Dean Rohrer

¿Irak ya es seguro?

WASHINGTON, DC – La decisión de la administración Obama de retirar el grueso de las tropas estadounidenses de Irak en los próximos 19 meses alimentó los temores de que Irak vuelva a hundirse en la violencia a gran escala y debilitante que padeció entre 2004 y 2007. Esos temores, en su mayoría, son exagerados. Existen buenas razones para creer que el nivel de estabilidad alcanzado en Irak se puede mantener incluso sin una presencia norteamericana a gran escala.

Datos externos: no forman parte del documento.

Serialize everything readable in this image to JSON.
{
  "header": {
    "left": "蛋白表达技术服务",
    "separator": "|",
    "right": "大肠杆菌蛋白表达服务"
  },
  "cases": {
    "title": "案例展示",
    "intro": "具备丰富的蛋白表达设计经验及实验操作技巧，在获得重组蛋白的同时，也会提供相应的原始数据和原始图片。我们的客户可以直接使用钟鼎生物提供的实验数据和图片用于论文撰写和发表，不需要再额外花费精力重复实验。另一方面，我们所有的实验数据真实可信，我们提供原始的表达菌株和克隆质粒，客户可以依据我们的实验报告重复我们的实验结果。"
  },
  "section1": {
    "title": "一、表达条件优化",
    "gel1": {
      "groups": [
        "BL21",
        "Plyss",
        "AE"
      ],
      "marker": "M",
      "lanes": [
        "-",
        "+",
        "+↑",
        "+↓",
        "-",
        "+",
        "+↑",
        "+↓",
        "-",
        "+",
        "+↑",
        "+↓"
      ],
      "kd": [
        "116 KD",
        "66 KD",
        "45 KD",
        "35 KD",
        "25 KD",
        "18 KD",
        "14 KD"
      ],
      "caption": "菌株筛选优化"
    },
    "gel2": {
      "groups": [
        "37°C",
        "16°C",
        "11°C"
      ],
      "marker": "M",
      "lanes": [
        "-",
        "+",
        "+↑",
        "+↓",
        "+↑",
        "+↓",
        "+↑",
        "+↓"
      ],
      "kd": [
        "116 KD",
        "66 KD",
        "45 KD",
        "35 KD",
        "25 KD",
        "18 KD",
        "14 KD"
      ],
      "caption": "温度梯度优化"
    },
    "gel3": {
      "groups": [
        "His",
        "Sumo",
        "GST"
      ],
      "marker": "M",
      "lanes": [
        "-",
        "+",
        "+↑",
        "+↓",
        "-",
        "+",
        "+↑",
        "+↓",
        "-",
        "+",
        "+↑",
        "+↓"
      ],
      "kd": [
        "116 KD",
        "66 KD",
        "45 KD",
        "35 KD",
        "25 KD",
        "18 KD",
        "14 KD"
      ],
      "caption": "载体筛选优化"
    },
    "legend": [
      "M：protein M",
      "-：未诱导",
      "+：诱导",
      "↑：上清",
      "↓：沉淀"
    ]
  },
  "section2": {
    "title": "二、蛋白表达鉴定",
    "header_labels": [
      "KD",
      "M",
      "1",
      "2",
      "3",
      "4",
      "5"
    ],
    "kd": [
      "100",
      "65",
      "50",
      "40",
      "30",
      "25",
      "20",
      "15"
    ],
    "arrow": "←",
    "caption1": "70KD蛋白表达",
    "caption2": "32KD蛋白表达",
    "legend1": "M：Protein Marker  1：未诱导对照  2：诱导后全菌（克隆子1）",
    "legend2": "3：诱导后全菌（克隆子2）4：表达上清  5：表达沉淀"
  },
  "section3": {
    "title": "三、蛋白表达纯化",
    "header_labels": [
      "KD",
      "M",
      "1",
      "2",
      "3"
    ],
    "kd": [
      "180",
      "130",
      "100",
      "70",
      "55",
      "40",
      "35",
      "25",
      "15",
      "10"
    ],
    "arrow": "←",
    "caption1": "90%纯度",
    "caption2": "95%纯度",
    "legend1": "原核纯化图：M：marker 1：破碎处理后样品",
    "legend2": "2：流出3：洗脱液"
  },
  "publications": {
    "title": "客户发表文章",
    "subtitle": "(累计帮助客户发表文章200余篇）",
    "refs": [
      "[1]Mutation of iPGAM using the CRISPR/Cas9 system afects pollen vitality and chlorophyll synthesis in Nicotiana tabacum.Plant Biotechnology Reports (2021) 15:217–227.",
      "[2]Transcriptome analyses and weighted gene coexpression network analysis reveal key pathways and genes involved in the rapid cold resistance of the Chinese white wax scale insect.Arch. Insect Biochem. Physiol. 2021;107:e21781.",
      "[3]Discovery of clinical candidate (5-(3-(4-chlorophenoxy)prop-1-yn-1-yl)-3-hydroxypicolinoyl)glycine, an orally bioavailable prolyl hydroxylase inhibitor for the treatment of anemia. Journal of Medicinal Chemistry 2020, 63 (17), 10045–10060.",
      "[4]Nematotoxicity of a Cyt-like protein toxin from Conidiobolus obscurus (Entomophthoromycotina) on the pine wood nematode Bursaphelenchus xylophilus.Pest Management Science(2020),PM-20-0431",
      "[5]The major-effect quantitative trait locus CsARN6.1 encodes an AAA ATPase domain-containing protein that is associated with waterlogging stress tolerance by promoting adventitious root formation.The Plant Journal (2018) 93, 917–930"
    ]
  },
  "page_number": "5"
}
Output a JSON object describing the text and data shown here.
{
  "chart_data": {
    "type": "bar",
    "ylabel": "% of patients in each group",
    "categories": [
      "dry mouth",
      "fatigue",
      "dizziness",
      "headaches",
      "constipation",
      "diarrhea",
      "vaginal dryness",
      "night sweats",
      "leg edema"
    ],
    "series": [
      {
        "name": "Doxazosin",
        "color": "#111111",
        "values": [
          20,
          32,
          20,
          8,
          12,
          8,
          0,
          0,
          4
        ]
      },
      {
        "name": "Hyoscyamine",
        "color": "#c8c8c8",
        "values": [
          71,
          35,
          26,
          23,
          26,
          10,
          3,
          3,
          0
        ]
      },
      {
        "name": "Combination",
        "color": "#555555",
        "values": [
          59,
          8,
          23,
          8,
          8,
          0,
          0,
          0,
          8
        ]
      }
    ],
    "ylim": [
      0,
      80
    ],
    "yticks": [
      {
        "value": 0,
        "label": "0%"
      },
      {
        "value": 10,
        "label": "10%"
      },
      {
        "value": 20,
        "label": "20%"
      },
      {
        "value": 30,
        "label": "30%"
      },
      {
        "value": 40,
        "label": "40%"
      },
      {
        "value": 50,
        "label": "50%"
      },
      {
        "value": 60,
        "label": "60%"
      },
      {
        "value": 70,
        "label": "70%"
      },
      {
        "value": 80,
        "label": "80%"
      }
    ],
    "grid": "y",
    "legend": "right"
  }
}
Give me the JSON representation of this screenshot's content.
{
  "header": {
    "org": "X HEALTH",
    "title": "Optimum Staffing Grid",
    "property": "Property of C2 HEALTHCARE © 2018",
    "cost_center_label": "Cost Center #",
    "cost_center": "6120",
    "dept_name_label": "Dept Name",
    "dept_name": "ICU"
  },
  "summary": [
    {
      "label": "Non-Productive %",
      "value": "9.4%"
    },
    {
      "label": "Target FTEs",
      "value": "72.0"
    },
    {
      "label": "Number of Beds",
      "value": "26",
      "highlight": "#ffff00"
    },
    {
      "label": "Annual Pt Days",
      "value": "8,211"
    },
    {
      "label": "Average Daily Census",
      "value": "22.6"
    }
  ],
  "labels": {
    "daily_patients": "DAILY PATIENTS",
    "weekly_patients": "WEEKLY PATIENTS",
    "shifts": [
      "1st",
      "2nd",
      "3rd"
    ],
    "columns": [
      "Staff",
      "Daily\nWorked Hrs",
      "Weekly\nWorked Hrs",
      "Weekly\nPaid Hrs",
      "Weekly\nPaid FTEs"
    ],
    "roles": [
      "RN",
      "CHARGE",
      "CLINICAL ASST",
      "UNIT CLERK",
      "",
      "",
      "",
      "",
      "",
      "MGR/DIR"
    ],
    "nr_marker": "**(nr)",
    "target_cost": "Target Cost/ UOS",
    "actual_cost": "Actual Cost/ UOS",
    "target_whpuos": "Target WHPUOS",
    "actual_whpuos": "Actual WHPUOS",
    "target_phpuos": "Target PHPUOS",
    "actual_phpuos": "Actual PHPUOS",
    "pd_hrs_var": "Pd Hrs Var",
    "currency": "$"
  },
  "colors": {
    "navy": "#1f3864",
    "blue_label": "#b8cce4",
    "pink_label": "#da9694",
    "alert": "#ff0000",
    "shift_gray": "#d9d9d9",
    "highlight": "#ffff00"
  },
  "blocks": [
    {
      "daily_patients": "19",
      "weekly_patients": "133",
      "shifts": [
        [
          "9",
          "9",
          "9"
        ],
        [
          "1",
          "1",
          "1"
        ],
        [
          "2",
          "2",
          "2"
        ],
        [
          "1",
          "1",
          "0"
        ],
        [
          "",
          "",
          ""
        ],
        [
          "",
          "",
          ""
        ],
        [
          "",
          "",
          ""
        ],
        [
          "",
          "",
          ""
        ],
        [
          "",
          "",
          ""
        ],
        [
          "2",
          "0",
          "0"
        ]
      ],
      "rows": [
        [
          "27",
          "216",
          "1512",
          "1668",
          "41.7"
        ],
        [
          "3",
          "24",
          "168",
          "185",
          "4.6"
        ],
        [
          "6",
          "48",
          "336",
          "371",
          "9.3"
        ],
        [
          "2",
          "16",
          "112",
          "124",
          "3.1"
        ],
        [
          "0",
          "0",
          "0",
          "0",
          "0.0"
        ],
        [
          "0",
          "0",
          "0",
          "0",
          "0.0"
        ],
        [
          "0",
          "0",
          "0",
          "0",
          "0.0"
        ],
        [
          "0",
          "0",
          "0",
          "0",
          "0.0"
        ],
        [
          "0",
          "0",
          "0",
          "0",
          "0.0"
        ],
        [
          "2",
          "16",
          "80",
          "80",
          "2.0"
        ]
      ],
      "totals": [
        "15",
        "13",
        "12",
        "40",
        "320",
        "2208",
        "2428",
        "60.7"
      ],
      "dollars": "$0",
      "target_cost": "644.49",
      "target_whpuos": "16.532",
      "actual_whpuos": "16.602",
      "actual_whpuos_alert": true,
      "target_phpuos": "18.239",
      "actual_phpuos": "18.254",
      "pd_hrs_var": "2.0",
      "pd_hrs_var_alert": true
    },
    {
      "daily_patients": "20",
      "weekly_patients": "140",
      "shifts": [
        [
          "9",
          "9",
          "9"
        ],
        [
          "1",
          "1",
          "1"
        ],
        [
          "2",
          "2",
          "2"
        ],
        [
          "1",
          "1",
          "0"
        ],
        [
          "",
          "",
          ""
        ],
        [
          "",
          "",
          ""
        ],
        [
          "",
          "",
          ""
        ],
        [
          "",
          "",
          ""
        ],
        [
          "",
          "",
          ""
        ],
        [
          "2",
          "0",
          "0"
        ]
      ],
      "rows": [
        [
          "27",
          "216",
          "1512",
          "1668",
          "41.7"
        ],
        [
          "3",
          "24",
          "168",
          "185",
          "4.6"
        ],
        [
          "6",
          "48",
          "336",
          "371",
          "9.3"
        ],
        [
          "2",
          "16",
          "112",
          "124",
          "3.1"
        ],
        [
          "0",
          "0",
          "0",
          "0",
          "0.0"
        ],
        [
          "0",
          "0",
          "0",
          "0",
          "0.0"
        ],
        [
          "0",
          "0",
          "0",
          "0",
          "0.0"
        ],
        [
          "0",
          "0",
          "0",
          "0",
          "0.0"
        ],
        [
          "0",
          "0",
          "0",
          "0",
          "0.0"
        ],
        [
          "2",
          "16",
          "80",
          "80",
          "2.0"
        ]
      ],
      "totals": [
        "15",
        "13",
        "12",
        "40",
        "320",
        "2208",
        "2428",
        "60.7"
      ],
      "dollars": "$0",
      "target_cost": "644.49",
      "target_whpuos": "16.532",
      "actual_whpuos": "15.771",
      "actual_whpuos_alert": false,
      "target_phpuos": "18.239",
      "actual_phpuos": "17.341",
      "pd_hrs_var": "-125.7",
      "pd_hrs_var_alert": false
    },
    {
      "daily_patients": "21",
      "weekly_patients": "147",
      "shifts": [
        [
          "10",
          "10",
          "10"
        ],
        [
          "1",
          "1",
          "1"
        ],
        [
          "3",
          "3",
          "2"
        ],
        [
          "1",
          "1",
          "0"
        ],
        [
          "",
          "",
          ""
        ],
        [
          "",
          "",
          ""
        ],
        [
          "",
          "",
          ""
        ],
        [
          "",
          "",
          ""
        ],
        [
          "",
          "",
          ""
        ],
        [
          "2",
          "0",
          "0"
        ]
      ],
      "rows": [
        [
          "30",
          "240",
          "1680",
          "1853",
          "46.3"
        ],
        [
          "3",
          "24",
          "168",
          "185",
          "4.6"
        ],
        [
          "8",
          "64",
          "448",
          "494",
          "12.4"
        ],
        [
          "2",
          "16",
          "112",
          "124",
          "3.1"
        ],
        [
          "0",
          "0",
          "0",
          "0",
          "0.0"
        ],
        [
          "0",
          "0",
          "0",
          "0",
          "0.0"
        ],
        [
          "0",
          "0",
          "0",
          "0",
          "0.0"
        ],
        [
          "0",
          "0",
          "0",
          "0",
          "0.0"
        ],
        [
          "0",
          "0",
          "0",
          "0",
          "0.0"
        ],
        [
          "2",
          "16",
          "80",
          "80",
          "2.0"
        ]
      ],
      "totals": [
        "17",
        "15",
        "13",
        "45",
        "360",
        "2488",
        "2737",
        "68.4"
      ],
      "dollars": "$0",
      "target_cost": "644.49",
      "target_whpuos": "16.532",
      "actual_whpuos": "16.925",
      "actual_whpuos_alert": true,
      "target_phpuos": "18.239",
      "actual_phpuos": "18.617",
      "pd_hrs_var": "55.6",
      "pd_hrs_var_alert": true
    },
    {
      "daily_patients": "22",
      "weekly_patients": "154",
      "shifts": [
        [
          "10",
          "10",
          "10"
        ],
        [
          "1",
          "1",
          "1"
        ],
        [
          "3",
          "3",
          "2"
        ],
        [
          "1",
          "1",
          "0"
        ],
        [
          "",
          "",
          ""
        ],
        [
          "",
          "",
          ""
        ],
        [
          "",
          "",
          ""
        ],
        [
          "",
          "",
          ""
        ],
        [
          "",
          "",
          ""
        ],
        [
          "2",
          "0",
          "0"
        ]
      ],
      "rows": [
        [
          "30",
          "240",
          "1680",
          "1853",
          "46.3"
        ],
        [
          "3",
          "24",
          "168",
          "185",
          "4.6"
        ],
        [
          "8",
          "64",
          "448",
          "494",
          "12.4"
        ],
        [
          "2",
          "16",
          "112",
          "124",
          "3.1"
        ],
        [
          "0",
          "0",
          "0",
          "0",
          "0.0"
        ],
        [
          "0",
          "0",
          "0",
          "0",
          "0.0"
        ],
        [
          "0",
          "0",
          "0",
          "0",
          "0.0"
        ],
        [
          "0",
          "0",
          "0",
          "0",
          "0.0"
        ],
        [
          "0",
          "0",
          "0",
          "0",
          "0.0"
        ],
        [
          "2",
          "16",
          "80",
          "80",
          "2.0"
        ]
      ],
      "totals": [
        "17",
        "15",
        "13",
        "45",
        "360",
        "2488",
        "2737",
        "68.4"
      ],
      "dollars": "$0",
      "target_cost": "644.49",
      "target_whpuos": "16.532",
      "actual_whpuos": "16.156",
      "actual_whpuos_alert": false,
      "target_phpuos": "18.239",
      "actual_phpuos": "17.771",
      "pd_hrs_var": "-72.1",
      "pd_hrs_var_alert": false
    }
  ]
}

Para entender por qué, es importante saber qué más estaba pasando dentro de Irak en 2007, cuando el presidente George W. Bush ordenó la "oleada" de 20.000 tropas adicionales y el general David H. Petraeus viró las fuerzas norteamericanas hacia una estrategia más agresiva. Ya que, si bien la oleada fue importante, otros dos factores jugaron un papel crítico a la hora de retrotraer a Irak del borde del precipicio.

En primer lugar, Bagdad se había transformado en una ciudad dominada por los chiítas. Aunque es difícil encontrar estadísticas exactas, en 2003 aproximadamente el 35% de la población de Bagdad era sunita. Hoy, en base a los resultados de la elección regional llevada a cabo recientemente, Bagdad es apenas entre un 10% y un 15% sunita. Esto significa que entre un millón y un millón y medio de sunitas huyeron de la capital. Hoy, la mayoría son refugiados en Jordania y Siria, y es poco probable que sean bien recibidos en breve por la nueva elite chiíta que gobierna el país.